Monday, August 10, 2015

What is happening (or rather, not): The Whole, Long, Sordid Story, Part 1. Ending Up at Seven Oaks

So why am I writing about my mother's predicament now?

Because after over a year of fighting against institutional arrogance, professional indifference, and bureaucratic inertia, I am now at my wit's end and I have no idea how to move forward when the Powers that Be can break all the rules that are out there (even the ones they wrote to govern themselves) and there is literally no court of appeal.

How does one act as the voice for someone who is 'voiceless' when one is silenced constantly by those who refuse to hear?!



Moving beyond philosophical angst and unanswerable questions, I shall try to provide the cogent summary of how my mother came to be in her present situation.

Last year, that is, in early June, 2014, my father was still trying to provide care for my mother in their home, that is their apartment, in West Kildonan. My mother was having increasingly more health problems, getting up at nights to go to the washroom and falling, requiring my father to try to lift her or to call for the emergency service that the Winnipeg Fire Department offers to assist seniors. Fairly often, as Dad confessed, he would not wake up when Mom had fallen and he would not hear whatever cries or calls she might make: he would simply find her on the floor (apparently, frequently, the cold bathroom tile), either prostate or if she had the strength, sitting up.
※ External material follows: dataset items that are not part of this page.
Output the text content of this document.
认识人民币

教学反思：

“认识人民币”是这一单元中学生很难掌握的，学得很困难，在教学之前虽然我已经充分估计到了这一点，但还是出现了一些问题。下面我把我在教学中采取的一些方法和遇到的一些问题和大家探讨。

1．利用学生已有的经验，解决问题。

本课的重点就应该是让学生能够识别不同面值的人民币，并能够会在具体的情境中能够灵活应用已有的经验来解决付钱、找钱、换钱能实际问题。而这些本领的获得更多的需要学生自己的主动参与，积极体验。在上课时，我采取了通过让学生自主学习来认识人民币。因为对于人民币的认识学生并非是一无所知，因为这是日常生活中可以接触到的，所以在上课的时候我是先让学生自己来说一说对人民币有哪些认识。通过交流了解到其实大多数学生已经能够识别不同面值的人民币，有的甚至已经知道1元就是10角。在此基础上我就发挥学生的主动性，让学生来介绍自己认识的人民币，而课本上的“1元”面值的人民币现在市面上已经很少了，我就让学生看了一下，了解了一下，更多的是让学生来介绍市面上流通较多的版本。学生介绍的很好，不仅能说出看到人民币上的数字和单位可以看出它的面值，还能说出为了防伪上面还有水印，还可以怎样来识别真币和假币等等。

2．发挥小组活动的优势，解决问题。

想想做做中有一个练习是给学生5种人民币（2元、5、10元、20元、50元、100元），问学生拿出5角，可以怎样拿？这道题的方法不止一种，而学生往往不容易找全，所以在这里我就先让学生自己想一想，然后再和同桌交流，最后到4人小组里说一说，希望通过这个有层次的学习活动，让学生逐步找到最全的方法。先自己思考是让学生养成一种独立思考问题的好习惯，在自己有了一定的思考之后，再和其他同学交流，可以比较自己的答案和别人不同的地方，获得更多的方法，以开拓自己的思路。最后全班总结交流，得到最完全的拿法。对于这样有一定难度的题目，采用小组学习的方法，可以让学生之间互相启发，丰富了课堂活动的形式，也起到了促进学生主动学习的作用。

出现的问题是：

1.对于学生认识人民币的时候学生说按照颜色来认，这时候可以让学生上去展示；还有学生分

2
At the same time, she was suffering from increased stress from the changes to the homecare staff to whom she had become so attached that were forced upon everyone by the delightful bureaucrats 'managing' the homecare service for Manitoba Health.

Digression: Although Mom thought of the ladies who aided her daily, and especially the wonderful lady who was providing 'respite' for Dad, as friends, she was still receiving help from competent aides who could understand her situation and needs and with whom she could try to communicate. Like many homecare clients, we have heard (and substantiated) the stories of monoglot Anglophone staff being assigned to take care of little old ladies in the North End who only spoke and speak Polish or Ukrainian (one such lady went to great efforts to find the number of her former homecare aide to call the aide to ask if she had done something to offend her and if she apologised, if the aide would come back).
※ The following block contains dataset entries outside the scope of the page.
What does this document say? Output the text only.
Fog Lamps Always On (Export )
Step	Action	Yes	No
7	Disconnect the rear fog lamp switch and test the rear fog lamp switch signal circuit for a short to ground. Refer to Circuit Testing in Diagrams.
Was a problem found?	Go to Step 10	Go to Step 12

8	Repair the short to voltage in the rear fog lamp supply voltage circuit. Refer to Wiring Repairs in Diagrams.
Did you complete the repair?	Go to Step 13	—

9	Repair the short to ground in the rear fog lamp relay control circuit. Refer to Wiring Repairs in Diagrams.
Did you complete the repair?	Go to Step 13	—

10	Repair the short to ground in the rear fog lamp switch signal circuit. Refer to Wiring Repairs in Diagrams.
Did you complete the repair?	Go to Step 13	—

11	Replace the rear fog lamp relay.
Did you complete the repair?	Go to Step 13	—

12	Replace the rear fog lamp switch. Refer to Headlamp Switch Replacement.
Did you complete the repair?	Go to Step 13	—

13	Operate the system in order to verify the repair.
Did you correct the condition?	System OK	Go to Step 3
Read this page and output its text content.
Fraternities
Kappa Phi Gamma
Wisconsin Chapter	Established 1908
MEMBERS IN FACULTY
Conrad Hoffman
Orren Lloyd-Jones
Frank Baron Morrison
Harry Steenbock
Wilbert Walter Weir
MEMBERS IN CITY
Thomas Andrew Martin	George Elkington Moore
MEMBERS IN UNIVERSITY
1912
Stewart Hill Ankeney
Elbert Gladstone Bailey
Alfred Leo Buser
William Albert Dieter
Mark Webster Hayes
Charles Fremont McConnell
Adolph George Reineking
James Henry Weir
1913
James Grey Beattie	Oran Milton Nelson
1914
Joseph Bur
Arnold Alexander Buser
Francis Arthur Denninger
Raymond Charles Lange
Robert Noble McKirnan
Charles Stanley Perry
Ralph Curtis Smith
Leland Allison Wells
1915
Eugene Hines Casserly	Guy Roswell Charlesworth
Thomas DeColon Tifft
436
Also at the same time as the falls and the depression over the loss of her familiar, friendly "Team Ollie" faces, Mom was experiencing increased problems with incontinence. I suspected some kind of bladder infection. At the very least, I told father, it needed to be ruled out. I told mother that it was possible to treat very easily with medication once any infection was ruled out or cured. I could not get my father to do anything.
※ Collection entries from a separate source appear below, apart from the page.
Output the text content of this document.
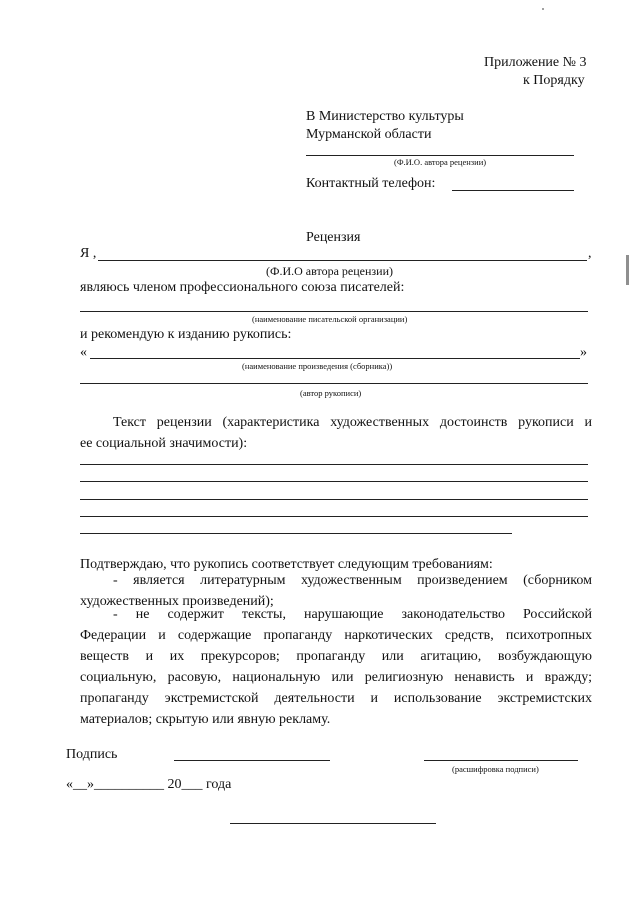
Приложение № 3
к Порядку
В Министерство культуры
Мурманской области
(Ф.И.О. автора рецензии)
Контактный телефон:
Рецензия
Я ,	,
(Ф.И.О автора рецензии)
являюсь членом профессионального союза писателей:
(наименование писательской организации)
и рекомендую к изданию рукопись:
«	»
(наименование произведения (сборника))
(автор рукописи)
Текст рецензии (характеристика художественных достоинств рукописи и
ее социальной значимости):
Подтверждаю, что рукопись соответствует следующим требованиям:
- является литературным художественным произведением (сборником
художественных произведений);
- не содержит тексты, нарушающие законодательство Российской
Федерации и содержащие пропаганду наркотических средств, психотропных
веществ и их прекурсоров; пропаганду или агитацию, возбуждающую
социальную, расовую, национальную или религиозную ненависть и вражду;
пропаганду экстремистской деятельности и использование экстремистских
материалов; скрытую или явную рекламу.
Подпись
(расшифровка подписи)
«__»__________ 20___ года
Homecare, as I was told later, was doing a wonderful job of documenting my father's increasing difficulties or -- as I was told verbatim by one Homecare manager -- "his failures to provide adequate care" for my mother for 6 months prior to the night, when just after 10 p.m., Mom had another fall and Dad decided that that was it. No discussion. No call to his son in Winnipeg to come help. Just a call to have her taken by ambulance to the closest medical centre, Seven Oaks General Hospital.